German manufacturers of garment and leather making machinery are expecting a significant upturn in sales this year as industries around the world continue to invest as they emerge from the economic downturn.
The VDMA Garment and Leather Technology Association is forecasting a 24% year-on-year rise in machinery sales in 2010, with another rise of 7% likely in 2011.
But VDMA chairman Tilo Ullmer, owner and managing partner of PMF GmbH in Switzerland and Fortuna Spezialmaschinen GmbH, says sales, which more than halved in 2008 and 2009, are still below levels seen a decade ago.
Member of the Association supply sewing and garment machinery, shoe and leather technology, laundry and textile cleaning machinery and machinery for processing technical textiles. Production volume stood at EUR369m with more than two-thirds being exported. In 2009, the main customer countries were France, Poland, the US and China.

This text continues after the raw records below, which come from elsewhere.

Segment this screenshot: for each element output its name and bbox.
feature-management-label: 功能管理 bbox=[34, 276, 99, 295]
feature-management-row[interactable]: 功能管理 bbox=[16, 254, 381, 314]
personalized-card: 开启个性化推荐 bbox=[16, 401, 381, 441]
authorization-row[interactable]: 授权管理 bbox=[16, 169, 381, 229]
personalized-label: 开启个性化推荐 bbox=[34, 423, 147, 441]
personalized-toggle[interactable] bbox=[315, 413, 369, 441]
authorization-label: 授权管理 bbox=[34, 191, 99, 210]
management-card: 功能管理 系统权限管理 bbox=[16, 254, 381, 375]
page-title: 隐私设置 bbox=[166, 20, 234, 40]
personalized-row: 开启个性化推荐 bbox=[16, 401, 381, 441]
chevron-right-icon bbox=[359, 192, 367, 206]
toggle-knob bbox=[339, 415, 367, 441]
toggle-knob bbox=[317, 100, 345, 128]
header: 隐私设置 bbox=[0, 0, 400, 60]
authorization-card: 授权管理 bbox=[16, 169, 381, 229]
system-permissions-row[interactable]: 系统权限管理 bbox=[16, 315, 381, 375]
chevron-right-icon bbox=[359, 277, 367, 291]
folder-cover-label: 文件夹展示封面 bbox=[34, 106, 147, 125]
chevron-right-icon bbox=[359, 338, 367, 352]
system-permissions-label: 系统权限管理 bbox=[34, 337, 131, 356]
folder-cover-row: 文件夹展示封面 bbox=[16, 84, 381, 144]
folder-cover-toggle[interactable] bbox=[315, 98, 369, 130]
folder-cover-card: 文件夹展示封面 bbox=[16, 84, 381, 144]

Following a drop in investments among our customers in 2008 and 2009, business revived unexpectedly quickly in 2010, explained Elgar Straub, VDMA managing director.
Automation, flexible production, short response times, economical use of resources all these are aspects that are playing an ever-greater role.
Ullmer adds: There is an interesting trend in which more investments are being made, particularly in Europe and its surrounding countries such as Turkey and North Africa. China too has recovered, although rising wage costs have encouraged customers to go elsewhere. South East Asia is doing well, as is Brazil. The problem children continue to be Russia and the US.